Hy took it, thinking, My God, I feel as if I’m shaking hands with the Devil.

CRAIG MORLAND

H
e’d spent the afternoon replaying the videos he’d taken from Harvey Davis’s condo. Young women and major players in state
and city politics, engaging in all sorts of explicit sex acts. No clue as to who the women were—save one—but surprise and
outright shock about the male participants. By the time the doors opened and closed in the rooms to either side of him, he
felt both grim and outraged. Dirty all over again.

He picked up the earpieces to the listening devices he’d earlier installed.

Supervisor Amanda Teller sighed, unzipped her travel bag, and ran a bath.

Representative Paul Janssen went out for ice, opened a bottle and poured into what sounded like one of the plastic glasses
provided in the bathroom. A chair groaned.

Teller bathed. Janssen drank. Craig fiddled with the volume on the earpieces and their connections to his recorders.

The phone rang in Janssen’s room. “Yeah,” he said. “I’ll be right there.”

Noises from Janssen’s room; his door closed and his footsteps went toward Teller’s unit. He tapped on the door, and seconds
later was admitted.

“Good trip down?” she asked.

“As if you care.”

“No need to be hostile in these beautiful surroundings.”

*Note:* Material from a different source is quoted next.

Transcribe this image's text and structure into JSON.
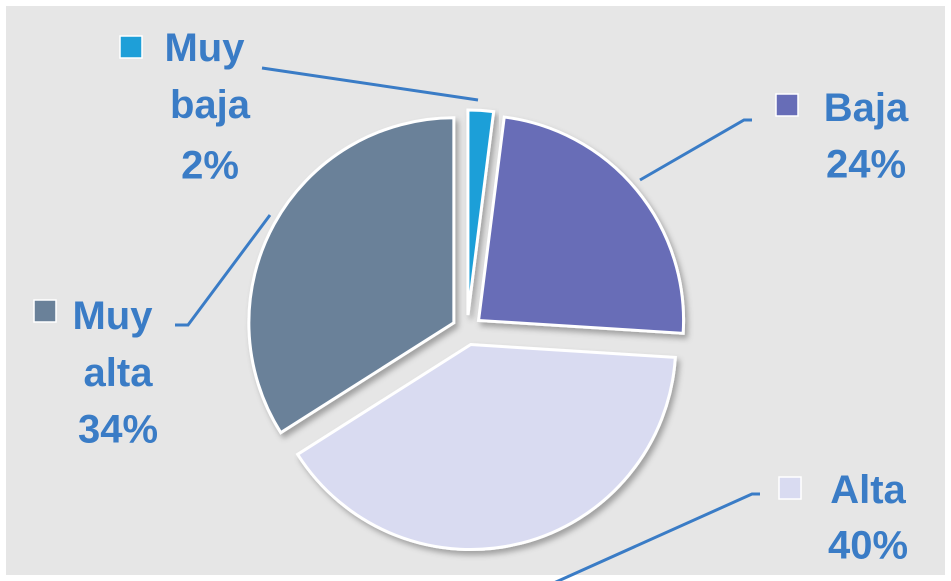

“Why not? Did you hear about Harvey Davis being killed?”

“Yes. Poor man.”

“That’s all you can say? Don’t you understand what his murder means to you and me?”

“Suppose you spell it out.”

“Harvey knew, or maybe only suspected, what was going on. But he was an insatiable information gatherer; the reason he was
shot is that they knew he had those videos. If they know you’ve figured it out—”

“Don’t be nonsensical, Paul. I didn’t tell Harvey anything he didn’t need to know.” Teller paused, and there was a rustling
of papers. “I have the document right here. I’ll go over it with you.”